Sin embargo, la clave de esa libertad del hombre reside en que es un don de lo alto, de modo que no hay razón para angustiarse ante su inmenso poder, como temía el existencialismo ateo de Sartre o la locura de Nietzsche. Porque es Dios Padre Creador quien sustenta mi libertad: precisamente porque esa libertad está anclada, sujeta por un punto, por eso mismo puede estirarse como una goma elástica y llegar muy lejos. En suma, el hombre no es creador de sí mismo, la no es sólo libertad, y cuenta con la compañía de sus semejantes para gastar bien su libertad.

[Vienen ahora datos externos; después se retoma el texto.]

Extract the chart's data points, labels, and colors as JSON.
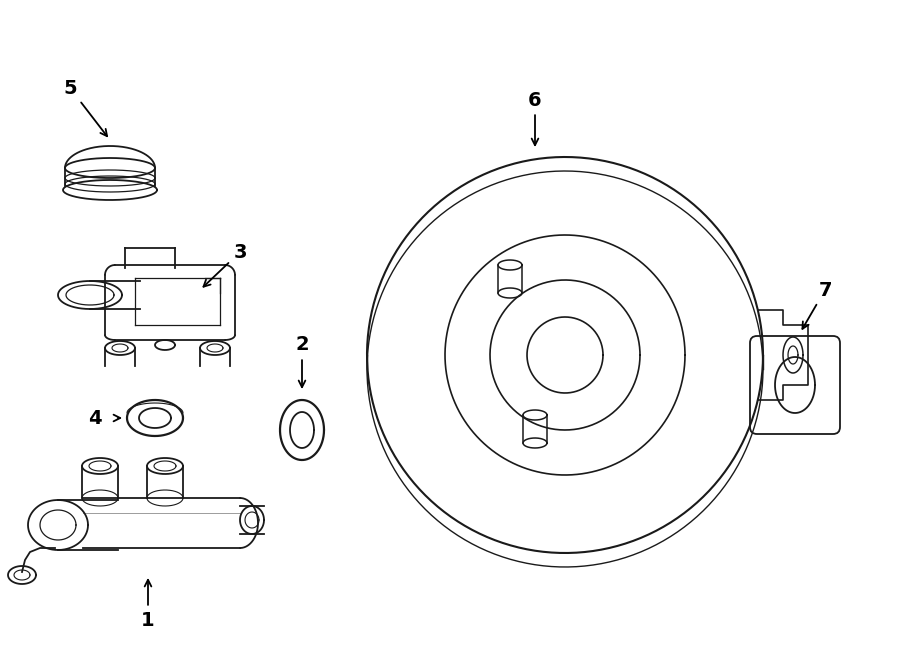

Además, la Cruz indica que Dios interviene directamente y para siempre en nuestra historia, algo que nunca han podido digerir los poderes de la tierra. El ateísmo, y otras manifestaciones afines como el secularismo o el laicismo, rechazan que Dios se interese por nuestro mundo como obra suya, y con más motivo ame a todos con amor de Padre: quiere que todos sean salvos, que acepten la entrega de amor que fluye del corazón del Crucificado. Y podemos comprender que amar es darse más que exigir donaciones, y este milagro puede triunfar sobre la soberbia y el egoísmo porque Dios está con nosotros. No hay justificación para poner a Dios entre paréntesis en la vida social, profesional o familiar. Y quien se da a Dios no pierde nada de sí mismo sino que lo recibe todo, como enseña Benedicto XVI.

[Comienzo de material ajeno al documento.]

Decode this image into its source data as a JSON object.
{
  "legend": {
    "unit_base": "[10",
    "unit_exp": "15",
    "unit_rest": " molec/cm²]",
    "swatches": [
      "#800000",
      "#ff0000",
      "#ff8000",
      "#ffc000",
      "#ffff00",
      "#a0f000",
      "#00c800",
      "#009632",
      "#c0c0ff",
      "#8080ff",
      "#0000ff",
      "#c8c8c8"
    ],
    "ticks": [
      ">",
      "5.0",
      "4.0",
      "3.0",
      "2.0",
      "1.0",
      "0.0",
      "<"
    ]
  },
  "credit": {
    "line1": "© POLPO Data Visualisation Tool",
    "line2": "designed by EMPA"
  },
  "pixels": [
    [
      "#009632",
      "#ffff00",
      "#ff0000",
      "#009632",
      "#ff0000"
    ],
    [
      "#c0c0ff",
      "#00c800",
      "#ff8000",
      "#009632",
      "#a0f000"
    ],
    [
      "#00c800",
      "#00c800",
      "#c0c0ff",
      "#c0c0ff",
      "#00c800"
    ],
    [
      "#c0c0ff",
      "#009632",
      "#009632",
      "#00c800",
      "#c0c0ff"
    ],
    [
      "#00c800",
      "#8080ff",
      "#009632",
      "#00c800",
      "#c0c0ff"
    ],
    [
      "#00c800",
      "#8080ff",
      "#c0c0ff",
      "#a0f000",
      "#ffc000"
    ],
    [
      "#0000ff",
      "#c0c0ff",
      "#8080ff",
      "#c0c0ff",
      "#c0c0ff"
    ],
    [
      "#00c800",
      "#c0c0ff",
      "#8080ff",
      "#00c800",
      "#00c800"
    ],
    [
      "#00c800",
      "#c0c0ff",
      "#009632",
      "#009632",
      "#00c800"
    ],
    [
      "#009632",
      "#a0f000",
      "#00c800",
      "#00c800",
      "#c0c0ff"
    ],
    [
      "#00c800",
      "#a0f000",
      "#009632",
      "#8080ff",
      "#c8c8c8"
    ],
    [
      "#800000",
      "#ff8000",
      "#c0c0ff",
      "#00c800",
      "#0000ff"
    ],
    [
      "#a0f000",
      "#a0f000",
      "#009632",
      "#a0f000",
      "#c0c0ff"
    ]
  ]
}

No hay pues dos mundos absolutamente ajenos, el olimpo de los dioses, y nuestra tierra de pobrecitos hombres sometidos al destino. Dios es Amor, y lo demuestra con su Providencia amorosa señalando el camino de la felicidad, ofreciendo todos los medios para que la libertad se adhiera al bien, y el hombre sea salvado: el Evangelio, los sacramentos, la gracia, la luz de la revelación, la esperanza que salva, la Iglesia… En definitiva, en nuestro mundo no impera el azar ni el fatum, sino el Amor que sustenta todos nuestros amores nobles. Al final, el triunfo sobre la muerte y la felicidad.

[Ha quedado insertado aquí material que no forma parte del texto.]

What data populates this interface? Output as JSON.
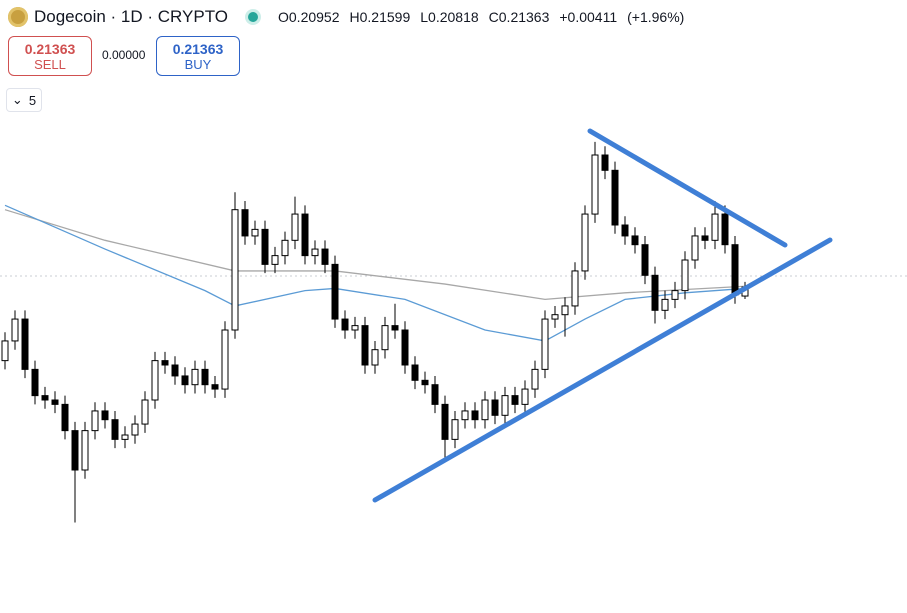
{
  "header": {
    "title": "Dogecoin · 1D · CRYPTO",
    "ohlc": [
      {
        "label": "O",
        "value": 0.20952
      },
      {
        "label": "H",
        "value": 0.21599
      },
      {
        "label": "L",
        "value": 0.20818
      },
      {
        "label": "C",
        "value": 0.21363
      }
    ],
    "change": "+0.00411",
    "change_pct": "(+1.96%)",
    "sell": {
      "price": 0.21363,
      "label": "SELL"
    },
    "spread": "0.00000",
    "buy": {
      "price": 0.21363,
      "label": "BUY"
    },
    "indicator_count": 5
  },
  "chart_data": {
    "type": "candlestick",
    "ylim": [
      0.098,
      0.29
    ],
    "up_color": "#ffffff",
    "down_color": "#000000",
    "open": [
      0.18,
      0.189,
      0.199,
      0.176,
      0.164,
      0.162,
      0.16,
      0.148,
      0.13,
      0.148,
      0.157,
      0.153,
      0.144,
      0.146,
      0.151,
      0.162,
      0.18,
      0.178,
      0.173,
      0.169,
      0.176,
      0.169,
      0.167,
      0.194,
      0.249,
      0.237,
      0.24,
      0.224,
      0.228,
      0.235,
      0.247,
      0.228,
      0.231,
      0.224,
      0.199,
      0.194,
      0.196,
      0.178,
      0.185,
      0.196,
      0.194,
      0.178,
      0.171,
      0.169,
      0.16,
      0.144,
      0.153,
      0.157,
      0.153,
      0.162,
      0.155,
      0.164,
      0.16,
      0.167,
      0.176,
      0.199,
      0.201,
      0.205,
      0.221,
      0.247,
      0.274,
      0.267,
      0.242,
      0.237,
      0.233,
      0.219,
      0.203,
      0.208,
      0.212,
      0.226,
      0.237,
      0.235,
      0.247,
      0.233,
      0.20952
    ],
    "high": [
      0.193,
      0.203,
      0.203,
      0.18,
      0.168,
      0.166,
      0.164,
      0.152,
      0.152,
      0.161,
      0.161,
      0.157,
      0.15,
      0.155,
      0.166,
      0.184,
      0.184,
      0.182,
      0.177,
      0.18,
      0.18,
      0.173,
      0.198,
      0.257,
      0.253,
      0.244,
      0.244,
      0.232,
      0.239,
      0.255,
      0.251,
      0.235,
      0.235,
      0.228,
      0.203,
      0.2,
      0.2,
      0.189,
      0.2,
      0.206,
      0.198,
      0.182,
      0.175,
      0.173,
      0.164,
      0.157,
      0.161,
      0.161,
      0.166,
      0.166,
      0.168,
      0.168,
      0.171,
      0.18,
      0.203,
      0.205,
      0.209,
      0.225,
      0.251,
      0.28,
      0.278,
      0.271,
      0.246,
      0.241,
      0.237,
      0.223,
      0.212,
      0.216,
      0.23,
      0.241,
      0.241,
      0.253,
      0.251,
      0.237,
      0.21599
    ],
    "low": [
      0.176,
      0.185,
      0.172,
      0.16,
      0.158,
      0.156,
      0.144,
      0.106,
      0.126,
      0.144,
      0.149,
      0.14,
      0.14,
      0.142,
      0.147,
      0.158,
      0.174,
      0.169,
      0.165,
      0.165,
      0.165,
      0.163,
      0.163,
      0.19,
      0.233,
      0.233,
      0.22,
      0.22,
      0.224,
      0.231,
      0.224,
      0.224,
      0.22,
      0.195,
      0.19,
      0.19,
      0.174,
      0.174,
      0.181,
      0.19,
      0.174,
      0.167,
      0.165,
      0.156,
      0.134,
      0.14,
      0.149,
      0.149,
      0.149,
      0.151,
      0.151,
      0.156,
      0.156,
      0.163,
      0.172,
      0.195,
      0.191,
      0.201,
      0.217,
      0.243,
      0.263,
      0.238,
      0.233,
      0.229,
      0.215,
      0.197,
      0.199,
      0.204,
      0.208,
      0.222,
      0.231,
      0.231,
      0.229,
      0.206,
      0.20818
    ],
    "close": [
      0.189,
      0.199,
      0.176,
      0.164,
      0.162,
      0.16,
      0.148,
      0.13,
      0.148,
      0.157,
      0.153,
      0.144,
      0.146,
      0.151,
      0.162,
      0.18,
      0.178,
      0.173,
      0.169,
      0.176,
      0.169,
      0.167,
      0.194,
      0.249,
      0.237,
      0.24,
      0.224,
      0.228,
      0.235,
      0.247,
      0.228,
      0.231,
      0.224,
      0.199,
      0.194,
      0.196,
      0.178,
      0.185,
      0.196,
      0.194,
      0.178,
      0.171,
      0.169,
      0.16,
      0.144,
      0.153,
      0.157,
      0.153,
      0.162,
      0.155,
      0.164,
      0.16,
      0.167,
      0.176,
      0.199,
      0.201,
      0.205,
      0.221,
      0.247,
      0.274,
      0.267,
      0.242,
      0.237,
      0.233,
      0.219,
      0.203,
      0.208,
      0.212,
      0.226,
      0.237,
      0.235,
      0.247,
      0.233,
      0.21,
      0.21363
    ],
    "overlays": [
      {
        "color": "#a8a8a8",
        "x": [
          0,
          10,
          23,
          33,
          44,
          54,
          62,
          74
        ],
        "values": [
          0.249,
          0.235,
          0.221,
          0.221,
          0.215,
          0.208,
          0.211,
          0.214
        ]
      },
      {
        "color": "#5b9bd5",
        "x": [
          0,
          10,
          20,
          23,
          30,
          33,
          40,
          48,
          54,
          58,
          62,
          68,
          74
        ],
        "values": [
          0.251,
          0.231,
          0.212,
          0.205,
          0.212,
          0.213,
          0.208,
          0.194,
          0.189,
          0.199,
          0.208,
          0.211,
          0.213
        ]
      }
    ]
  }
}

Esa Pasión y Cruz de Jesucristo son actuales ahora en las víctimas traspasadas por el mal uso de la libertad humana, por el pecado, por las guerras: la suma de todos los pecados contra Dios y contra el prójimo. Y entre tantas víctimas hay que contabilizar a los mártires de la historia, y sin duda los del siglo XX y del XXI, cuando es tan fácil arrebatar la vida a unas familias arrojando bombas en el templo y ametrallando a todo lo que se mueve, a manos de fanáticos disfrazados con obsesiones religiosas en países como Egipto, Pakistán, India, Nigeria o Costa de Marfil. Todas esas masacres nos recuerdan que la Cruz no es un recuerdo piadoso del pasado sino una participación actual en la muerte y vida de Jesucristo.
La memorable película titulada La Pasión, de M. Gibson, relata las últimas doce horas del Redentor del hombre. Al morir en la Cruz y entregar finalmente su espíritu la cámara se remonta perdiéndose en el cielo plomizo hasta quedar suspendida la visión… para empezar el descenso pausado de una lágrima en la que se refleja el mundo, hasta chocar con la tierra y morir en mil gotas diminutas. Y entonces, sólo entonces, estalla la tormenta de lluvia torrencial, viento huracanado, y rayos que atraviesan el firmamento. Es la naturaleza que llora la muerte del Dios hecho hombre. Después llega el silencio del Padre pero no su actividad amorosa pues al tercer día la luz inunda el sepulcro, y el cuerpo de Jesucristo resucita para nunca más morir. La vida ha triunfado definitivamente sobre la muerte.